There are 4 Dems on this House Committee. They are all members of the Progressive Caucus .
Ranking Member Jim McGovern (D-MA)
Rep. Mary Gay Scanlon (D-PA)
Rep. Joe Neguse (D-CO)
Rep. Teresa Leger Fernández(D-NM)
Now, as I said before, the Progressives object to negotiating with the Republicans and cutting some of their preferred programs.
She cited the bill's welfare work requirements and energy permitting reforms as examples of provisions progressives are displeased with.
"There will be real harmful impacts for poor people and working people," she said, adding that members have “serious concerns about the environmental justice implications of this bill."
But it might be even more instructive to see what the lead Dem Committee member, McGovern had to say:
WASHINGTON—Today, Congressman James P. McGovern, Ranking Member of the House Rules Committee, slammed the GOP for lying about SNAP work requirements during the Republican debt crisis negotiations so they can go after food assistance programs that working families rely on.
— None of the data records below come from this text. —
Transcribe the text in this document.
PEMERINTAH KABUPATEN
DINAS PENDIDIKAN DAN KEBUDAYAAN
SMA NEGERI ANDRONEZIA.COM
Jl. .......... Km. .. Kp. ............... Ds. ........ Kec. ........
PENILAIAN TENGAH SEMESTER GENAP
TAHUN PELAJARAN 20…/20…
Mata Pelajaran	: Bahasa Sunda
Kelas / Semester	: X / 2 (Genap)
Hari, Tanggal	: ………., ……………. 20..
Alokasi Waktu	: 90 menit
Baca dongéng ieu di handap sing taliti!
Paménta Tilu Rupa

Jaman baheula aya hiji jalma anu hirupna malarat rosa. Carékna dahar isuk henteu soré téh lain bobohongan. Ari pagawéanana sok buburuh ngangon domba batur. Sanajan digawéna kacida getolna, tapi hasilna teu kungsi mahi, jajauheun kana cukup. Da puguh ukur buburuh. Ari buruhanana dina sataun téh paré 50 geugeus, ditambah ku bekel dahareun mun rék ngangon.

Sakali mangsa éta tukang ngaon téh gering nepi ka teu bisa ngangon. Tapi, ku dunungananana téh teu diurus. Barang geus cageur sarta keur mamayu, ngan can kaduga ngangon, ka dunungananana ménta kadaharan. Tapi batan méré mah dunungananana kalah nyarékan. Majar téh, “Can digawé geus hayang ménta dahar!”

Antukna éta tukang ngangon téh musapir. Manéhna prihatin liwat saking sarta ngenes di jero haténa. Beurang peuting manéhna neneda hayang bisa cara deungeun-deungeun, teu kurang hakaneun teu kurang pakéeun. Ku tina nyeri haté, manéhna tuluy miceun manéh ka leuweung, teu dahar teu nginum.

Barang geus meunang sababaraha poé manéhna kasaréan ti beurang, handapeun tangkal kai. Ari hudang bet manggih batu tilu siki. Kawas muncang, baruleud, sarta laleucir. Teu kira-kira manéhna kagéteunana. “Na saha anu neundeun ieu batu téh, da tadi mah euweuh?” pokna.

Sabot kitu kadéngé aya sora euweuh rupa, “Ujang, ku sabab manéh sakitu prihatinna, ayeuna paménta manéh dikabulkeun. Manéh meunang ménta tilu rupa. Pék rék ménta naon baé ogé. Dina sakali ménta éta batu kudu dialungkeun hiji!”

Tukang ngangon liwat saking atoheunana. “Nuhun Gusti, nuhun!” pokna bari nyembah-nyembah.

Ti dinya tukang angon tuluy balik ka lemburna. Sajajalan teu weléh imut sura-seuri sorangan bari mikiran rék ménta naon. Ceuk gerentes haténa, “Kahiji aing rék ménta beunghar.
“Maybe if [Speaker Kevin McCarthy] weren’t so busy giving speeches to Wall Street bankers, he’d know most people on food assistance are children, seniors, or people with disabilities,” said Congressman McGovern on the House Floor. “Maybe if he spoke to an able-bodied adult on food assistance, he’d know they aren’t sitting on the couch because they’re out working—they just make so little they qualify for a measly six-dollar-a-day benefit they use to buy food.
Now, unlike the other answer, I believe they are playing with fire wrt public opinion. In the past government shutdowns, the Reps have generally loaded the gun and pulled the trigger. I.e. they manufactured the crisis and were too intransigent to avoid a shutdown. For which they got blamed by Jane Public.
This time the Reps have loaded the gun, but if the deal goes South due to the Progressives, they will have pulled the trigger, not the Republicans.
The public, once it wakes up to another government shutdown, will look to who was the last group involved. Not negotiating, as Biden started out to do? The Dems. Scuppering it, via the behavior asked about in this Q? The Dems.
The US debt ceiling is, as it exists, a pretty silly system. The time to worry about debt is when you pass a budget.
2/3 of Fed expenditures are entitlement, by law: pensions, Medicare/aid. Off-budget, essentially. Of the rest 1/6 is Defense, 1/6 non-Defense, things like education and welfare.
So the Reps, after never cutting spending, but cutting taxes (Trump 2017, heavily warned by CBO as a deficit bomb) act as if they had nothing to with it, want to ring-fence Defense and want to concentrate all the cuts on the remaining 1/6th.
Nevertheless the US is living above its means and needs to get a grip. Supposedly the unhappy compromise here is rated $1.5T by CBO. A trillion here, a trillion there, pretty soon you're talking real money.
Most of the estimated reduction in the deficit from the deal would come from caps on discretionary spending other than defense — a relatively small slice of the overall federal budget
The agreement adds new work requirements for older people receiving food stamps, but also adds new exemptions from work requirements for veterans, people experiencing homelessness and young people recently out of foster care.
CBO projects the number of people made eligible for food stamps by the new exemptions would outweigh the number who might be dropped from the rolls.
Still, among the dumb, Rep-insisted things in that compromise:
A plan to cut $1.4 billion in spending on the Internal Revenue Service, for example, would reduce tax collections by an estimated $2.3 billion — for a net loss to the government of $900 million.
The actual loss in tax revenue could be much larger, since the Biden administration is planning to "repurpose" another $20 billion of the $80 billion that had been set aside for the IRS as part of the Inflation Reduction Act.
If I understand correctly, this cut will allow safer tax evasion for tax shirkers.
So, no, not a great compromise and, no not driven by sane budgeting either. But still an irresponsible move by the Progressive members, albeit for much nobler reasons than the Freedom Caucus on the even more daft opposite side.
Apparently the thought of the more mainstream folk as well:
The House voted to pass Speaker Kevin McCarthy's debt ceiling deal with President Joe Biden tonight on a 314-117 vote.
The final tally for the vote was 314 to 117. There were 149 Republicans and 165 Democrats who voted for the bill and 71 Republicans and 46 Democrats who voted against it.
Suspending the debt limit through 2025 takes the threat of default off table until after the presidential election. In addition to addressing the debt limit, the bill caps non-defense spending, expands work requirements for some food stamp recipients and claws back some Covid-19 relief funds, among other policy provisions.
p.s. In addition to all that, this rejection by some members of his own party makes Biden look weak. They'd be better served working behind the scenes trying to convince him to let someone else run in 2024.